Entre l’étape 3 et 4, nous avons perdu 13 places en raison de notre échec à Merzouga. Réflexe de gazelle expérimentée, je m’étais presque réjouie avant le rallye à l’idée des deux marathons successifs. Nous les avions connus en 2009 et je me souvenais que c’était particulièrement éprouvant. Je misais la-dessus en me disant qu’il faudrait tout donner pendant ces deux marathons pour remonter dans le classement si l’étape de Merzouga nous faisait dévisser du classement.

Zepur et moi étions tellement motivées que nous n’avons jamais senti ni fatique ni découragement. Lors du premier marathon, nous avons enchaîné les CP sans les compter, seulement heureuses à la fin de chaque marathon de voir nos résultats s’améliorer. Nous avons même pris le temps « d’un déjeuner sur l’herbe » avec Christine et Françoise, notre seul déjeuner de tout le rallye.

Deuxième marathon, même détermination mais avec un peu d’appréhension : c’est l’étape de Chegaga, la deuxième étape de dunes.

Pas question de se pénaliser une deuxième fois sur la deuxième étape de sable du rallye des Gazelles. les dunes de Merzouga et Chegaga sont très différentes : les premières sont certes impressionnantes mais les grandes dunes sont bien identifiées dans l’Erg Chebbi. Chegaga présente des dunes moins hautes, sur des grands plateaux  traversés par des « boulevards ». Mais les dunes sont plus nombreuses, plutôt en vrac et difficiles à passer car leur orientation est moins repérable qu’à Merzouga.  

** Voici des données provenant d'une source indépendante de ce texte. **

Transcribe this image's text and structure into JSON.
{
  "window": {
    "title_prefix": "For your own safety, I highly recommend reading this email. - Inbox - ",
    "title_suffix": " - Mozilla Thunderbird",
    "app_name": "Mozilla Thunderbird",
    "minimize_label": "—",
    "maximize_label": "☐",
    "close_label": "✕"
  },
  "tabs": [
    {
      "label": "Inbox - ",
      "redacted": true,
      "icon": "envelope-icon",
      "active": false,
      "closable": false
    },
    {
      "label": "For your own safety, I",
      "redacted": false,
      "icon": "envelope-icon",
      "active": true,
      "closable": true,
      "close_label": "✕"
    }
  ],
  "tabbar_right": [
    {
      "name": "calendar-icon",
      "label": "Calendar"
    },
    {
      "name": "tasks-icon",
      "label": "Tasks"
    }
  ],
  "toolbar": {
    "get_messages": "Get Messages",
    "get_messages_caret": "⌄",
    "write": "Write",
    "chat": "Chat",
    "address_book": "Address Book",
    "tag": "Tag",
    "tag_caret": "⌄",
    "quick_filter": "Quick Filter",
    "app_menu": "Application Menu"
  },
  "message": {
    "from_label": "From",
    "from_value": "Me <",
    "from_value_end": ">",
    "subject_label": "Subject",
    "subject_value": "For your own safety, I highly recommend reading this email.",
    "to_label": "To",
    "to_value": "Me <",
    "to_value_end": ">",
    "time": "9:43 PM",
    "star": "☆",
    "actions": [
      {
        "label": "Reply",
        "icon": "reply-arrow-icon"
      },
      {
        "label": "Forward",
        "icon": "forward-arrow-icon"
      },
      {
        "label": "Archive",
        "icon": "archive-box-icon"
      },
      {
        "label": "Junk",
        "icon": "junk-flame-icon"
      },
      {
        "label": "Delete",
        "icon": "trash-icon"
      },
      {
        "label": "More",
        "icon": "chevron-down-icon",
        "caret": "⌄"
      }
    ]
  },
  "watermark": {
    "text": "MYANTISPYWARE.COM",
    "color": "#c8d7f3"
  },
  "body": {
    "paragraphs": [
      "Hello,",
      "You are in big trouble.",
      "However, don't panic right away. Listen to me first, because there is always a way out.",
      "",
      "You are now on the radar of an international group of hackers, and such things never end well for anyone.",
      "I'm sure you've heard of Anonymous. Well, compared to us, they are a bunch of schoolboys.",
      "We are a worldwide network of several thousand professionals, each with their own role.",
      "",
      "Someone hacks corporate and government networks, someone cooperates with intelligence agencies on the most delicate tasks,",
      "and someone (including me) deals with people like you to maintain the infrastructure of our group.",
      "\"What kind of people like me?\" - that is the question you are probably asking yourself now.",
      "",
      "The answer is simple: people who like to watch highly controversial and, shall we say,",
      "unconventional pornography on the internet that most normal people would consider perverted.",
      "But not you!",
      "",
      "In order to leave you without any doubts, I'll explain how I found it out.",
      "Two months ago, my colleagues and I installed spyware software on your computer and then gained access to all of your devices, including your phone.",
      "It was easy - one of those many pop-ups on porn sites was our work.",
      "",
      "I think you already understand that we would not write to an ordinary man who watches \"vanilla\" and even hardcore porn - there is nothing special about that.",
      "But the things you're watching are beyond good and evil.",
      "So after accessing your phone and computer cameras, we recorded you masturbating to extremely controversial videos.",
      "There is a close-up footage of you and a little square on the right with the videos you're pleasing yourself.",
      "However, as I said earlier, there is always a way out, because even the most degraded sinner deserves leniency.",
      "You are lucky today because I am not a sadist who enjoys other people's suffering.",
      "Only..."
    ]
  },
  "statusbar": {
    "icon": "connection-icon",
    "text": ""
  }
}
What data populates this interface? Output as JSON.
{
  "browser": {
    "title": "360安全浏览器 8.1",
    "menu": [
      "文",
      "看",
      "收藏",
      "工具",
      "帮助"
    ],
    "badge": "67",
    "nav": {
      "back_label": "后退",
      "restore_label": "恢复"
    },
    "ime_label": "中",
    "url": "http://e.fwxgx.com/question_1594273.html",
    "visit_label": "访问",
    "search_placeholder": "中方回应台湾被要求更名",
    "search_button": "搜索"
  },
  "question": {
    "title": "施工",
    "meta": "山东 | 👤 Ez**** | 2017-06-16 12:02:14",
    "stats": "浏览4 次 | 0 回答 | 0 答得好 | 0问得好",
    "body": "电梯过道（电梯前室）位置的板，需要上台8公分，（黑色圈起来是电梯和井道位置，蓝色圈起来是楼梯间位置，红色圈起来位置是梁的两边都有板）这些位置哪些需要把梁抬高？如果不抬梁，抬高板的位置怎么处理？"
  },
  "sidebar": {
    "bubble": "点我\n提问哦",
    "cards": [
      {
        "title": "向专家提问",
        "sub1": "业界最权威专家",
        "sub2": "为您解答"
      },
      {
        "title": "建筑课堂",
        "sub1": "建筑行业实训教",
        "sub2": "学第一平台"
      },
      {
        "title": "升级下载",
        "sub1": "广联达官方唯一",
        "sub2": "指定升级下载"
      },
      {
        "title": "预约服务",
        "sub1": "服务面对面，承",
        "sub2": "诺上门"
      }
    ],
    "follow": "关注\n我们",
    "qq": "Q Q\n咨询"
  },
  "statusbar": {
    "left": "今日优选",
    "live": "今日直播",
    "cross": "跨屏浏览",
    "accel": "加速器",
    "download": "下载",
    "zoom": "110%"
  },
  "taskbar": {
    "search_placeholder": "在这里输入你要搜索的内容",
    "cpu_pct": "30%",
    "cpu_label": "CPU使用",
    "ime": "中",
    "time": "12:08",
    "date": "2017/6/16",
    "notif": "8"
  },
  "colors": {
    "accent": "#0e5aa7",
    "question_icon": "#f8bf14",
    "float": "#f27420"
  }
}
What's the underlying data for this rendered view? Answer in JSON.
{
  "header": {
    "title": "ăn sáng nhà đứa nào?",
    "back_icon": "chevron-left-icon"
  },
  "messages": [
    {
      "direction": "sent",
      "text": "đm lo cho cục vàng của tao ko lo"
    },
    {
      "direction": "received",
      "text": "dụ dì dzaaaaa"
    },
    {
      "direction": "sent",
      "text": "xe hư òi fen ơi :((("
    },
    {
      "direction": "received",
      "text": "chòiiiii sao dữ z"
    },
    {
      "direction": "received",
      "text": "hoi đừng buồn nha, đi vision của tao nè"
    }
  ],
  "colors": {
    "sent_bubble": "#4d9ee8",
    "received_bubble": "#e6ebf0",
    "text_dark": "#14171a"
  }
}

L’aubaine est de parler avec Isabelle et Dounia, en Duster 4×4. Elles ont décidé de ne pas faire les X et nous proposent de passer ensemble dans les dunes. D’autres équipages nous rejoindront pour traverser Chegaga. Au final, du pur bonheur , c’est un vrai plaisir de passer les dunes avec d’autres équipages et le 4×4 les franchit tout en douceur. Mr. Big ne se tankera pas cette fois-ci, il ira même détanker un ou deux équipages. Une étape délicieuse grâce à Isabelle et Christine qui ont ouvert le route à tour de rôle. Promis l’an prochain, c’est moi qui ouvre. Résultat de ce deuxième marathon : 6 CP sur 7.

Pari tenu pour ces deux marathons qui nous ont permis de remonter dans le classement au-delà de nos espérances et nous terminons le 21ème rallye des gazelles avec une belle 25ème place au général.

Et voilà c’est fini… mais l’aventure continue. Caps Vrais sera au départ de l’édition 2012.